FIG. 4 illustrates a graph having a horizontal or X axis representing a depth into component 200 of FIG. 1. The depth of zero microns on the X axis represents the top surface of layer 240 in FIG. 2. The graph in FIG. 4 also has a vertical or Y axis representing a concentration of germanium. The germanium distribution before and after the anneal process of step 155 in FIG. 1 is plotted along these two axes in FIG. 4. The germanium distribution in FIG. 4 is formed by method 100 when optional step 135 in FIG. 1 is performed. A box distribution profile 410 in FIG. 4 represents a pre-anneal or as-grown germanium distribution in the first and second portions of the second epitaxial layer of steps 120 and 125 in FIG. 1. A box distribution profile 420 in FIG. 4 represents a pre- anneal or as-grown germanium distribution in the third portion of the second epitaxial layer of step 130 in FIG. 1. A box distribution profile 430 in FIG. 4 represents a pre- anneal or as-grown germanium distribution in the fourth portion of the second epitaxial layer of step 135 in FIG. 1. A curved distribution profile 440 in FIG. 4 represents a post-anneal germanium distribution in the epitaxial layers and substrate of component 200 in FIG. 2. A curved distribution profile 450 in FIG. 4 represents a S S profile of the post-anneal germanium distribution in the epitaxial layers and substrate of component 200 in FIG. 2. Profiles 440 and 450 are determined by computer simulation techniques.
Therefore, an improved semiconductor component and method of manufacture is provided to overcome the disadvantages of the prior art.
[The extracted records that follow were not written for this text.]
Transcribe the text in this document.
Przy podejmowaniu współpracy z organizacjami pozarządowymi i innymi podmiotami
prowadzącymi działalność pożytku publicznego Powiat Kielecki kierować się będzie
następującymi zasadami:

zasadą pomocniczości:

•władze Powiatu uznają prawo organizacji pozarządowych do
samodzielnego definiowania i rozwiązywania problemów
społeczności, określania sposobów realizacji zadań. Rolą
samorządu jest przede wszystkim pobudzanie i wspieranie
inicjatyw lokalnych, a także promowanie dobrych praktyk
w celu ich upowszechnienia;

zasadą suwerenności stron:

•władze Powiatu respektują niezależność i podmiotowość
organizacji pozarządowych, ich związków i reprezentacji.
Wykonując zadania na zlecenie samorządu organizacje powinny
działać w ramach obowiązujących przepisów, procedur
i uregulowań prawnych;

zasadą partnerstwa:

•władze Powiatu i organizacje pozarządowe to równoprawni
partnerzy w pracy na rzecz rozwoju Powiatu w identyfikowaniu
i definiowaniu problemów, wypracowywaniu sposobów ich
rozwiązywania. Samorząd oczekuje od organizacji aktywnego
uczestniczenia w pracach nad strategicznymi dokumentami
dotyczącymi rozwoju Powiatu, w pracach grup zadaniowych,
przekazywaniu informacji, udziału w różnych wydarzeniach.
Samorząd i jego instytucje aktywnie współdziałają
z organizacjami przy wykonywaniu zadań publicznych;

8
The method manufactures a semiconductor component by, among other steps, growing a doped silicon germanium: carbon (SiGe:C) epitaxial layer located over a semiconductor substrate, by annealing the epitaxial layer, and by using the carbon in the epitaxial layer to control diffusion of the germanium in the epitaxial layer during the annealing step. The epitaxial layer is preferably formed by growing the epitaxial layer with a substantially constant carbon concentration and two or three substantially constant germanium concentrations. The epitaxial layer is preferably not grown by using more than three constant germanium concentrations. The number of germanium concentration steps is kept low to facilitate the matching of different epitaxial growth reactors, to increase the throughput for the process, and to keep the cost and complexity of the process at a minimum. The epitaxial layer is also preferably not grown by using a non-constant or continuously variable germanium concentration for the same reasons. Although the invention has been described with reference to specific embodiments, it will be understood by those skilled in the art that various changes may be made without departing from the spirit or scope of the invention. For instance, the numerous details set forth herein such as, for example, the material compositions, the chemical concentrations, and the layer thicknesses are provided to facilitate the understanding of the invention and are not provided to limit the scope of the invention. Furthermore, the p-type dopant in the second epitaxial layer can be replaced by an n-
type dopant if the HBT is a PNP transistor. Accordingly, the disclosure of embodiments of the invention is intended to be illustrative of the scope of the invention and is not intended to be limiting. It is intended that the scope of the invention shall be limited only to the extent required by the appended claims.